Apparently, Mrs. B_dd_y, whose sordid affairs were preserved in a pamphlet called “Characters of the Present Most Celebrated Courtesans Exposed, With a Variety of Secret Anecdotes Never Before Published,” faced stiff competition for the title of 18th-century England’s most debauched socialite.

I read and learned. I learned that once, you didn’t have to be high society to make the talk of the town.

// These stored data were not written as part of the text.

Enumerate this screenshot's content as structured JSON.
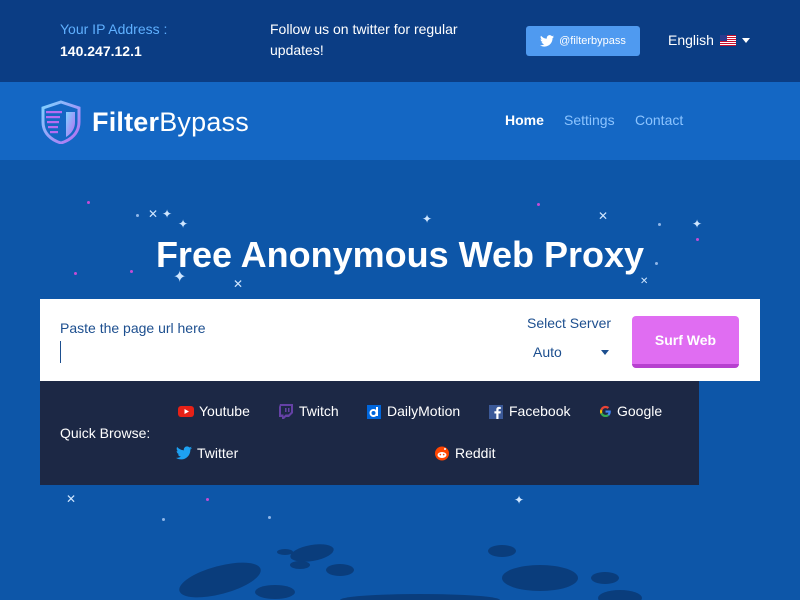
{
  "topbar": {
    "ip_label": "Your IP Address :",
    "ip_value": "140.247.12.1",
    "follow_text": "Follow us on twitter for regular updates!",
    "twitter_handle": "@filterbypass",
    "language": "English",
    "language_flag_icon": "us-flag-icon"
  },
  "nav": {
    "logo_part1": "Filter",
    "logo_part2": "Bypass",
    "links": [
      "Home",
      "Settings",
      "Contact"
    ]
  },
  "hero": {
    "title": "Free Anonymous Web Proxy"
  },
  "url_form": {
    "label": "Paste the page url here",
    "input_value": "",
    "input_placeholder": "",
    "server_label": "Select Server",
    "server_value": "Auto",
    "submit_label": "Surf Web"
  },
  "quick_browse": {
    "label": "Quick Browse:",
    "sites": [
      {
        "label": "Youtube",
        "icon": "youtube-icon"
      },
      {
        "label": "Twitch",
        "icon": "twitch-icon"
      },
      {
        "label": "DailyMotion",
        "icon": "dailymotion-icon"
      },
      {
        "label": "Facebook",
        "icon": "facebook-icon"
      },
      {
        "label": "Google",
        "icon": "google-icon"
      },
      {
        "label": "Twitter",
        "icon": "twitter-icon"
      },
      {
        "label": "Reddit",
        "icon": "reddit-icon"
      }
    ]
  },
  "colors": {
    "topbar_bg": "#0b3d84",
    "navbar_bg": "#1467c4",
    "hero_bg": "#0d56a8",
    "accent_button": "#e06df2",
    "twitter_button": "#4f9af0",
    "quick_browse_bg": "#1c2845"
  }
}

The Courtesans, women who had to work for a living, provided a scandal-worthy read for our more pious, serving, wench sisters. (Yep, lil ol’ me or you could’ve made the front page…!) Then there were the stories of highbrow women who fell from grace – and what scullery maid in her right mind wouldn’t get a good laugh and fall off her soap bucket upon hearing about the Madame’s disgrace?

At the other end of the spectrum, pamphlets like “Characters of the Present Most Celebrated Courtesans” were intended for a working-class audience – scullery maids and serving wenches who would have picked it up at lending libraries – though the gentry enjoyed it as a guilty pleasure, too.

Printed on much cheaper paper than The Spectator, these pamphlets trafficked exclusively in the tales of highborn women who had disgraced themselves in public, ensnaring readers with lurid titles like “The History of Betty Bolaine, the Canterbury Miser,” and crude drawings of dissipated women in various stages of physical ruin – the etched equivalents of a bleary-eyed Lindsay Lohan mug shot.

Like today’s celebrity weeklies, “Courtesans” feigned concern and moral acuity (see OK!’s recent description of a Britney Spears meltdown as “heartbreaking”) while reveling in the scandal. Of a Mrs. H_tt_n, “Courtesans” says, “She is expensive in dress, extravagant in the indulgence of her palate, violently addicted to wine and strong liquors which she often drinks to excess, not infrequently to intoxication.” It then reminds its readers that good conduct is “a perfect security to all indelicate or fornicative consequences.”

Don’t you love how the writers speciously protected the names of the fornicators by asking the audience to play a little game of hangman, err fill in the blanks? The Brits really use their heads.

By coincidence one of these exceptional gossip rags survived tatler smfrom way back when. Natural selection did its thing and the strongest, most intelligent trash talker survived. Tatler – and it’s the only magazine I brought home from my London trip. It’s good. It’s dirty. It’s juicy. It’s more than good, dirty and juicy it’s smart, funny and absolutely scathing – along with crass, witty and sinfully fun. What can I say? I know quality work when I see it.

Pray tell…what is your guilty little pleasure?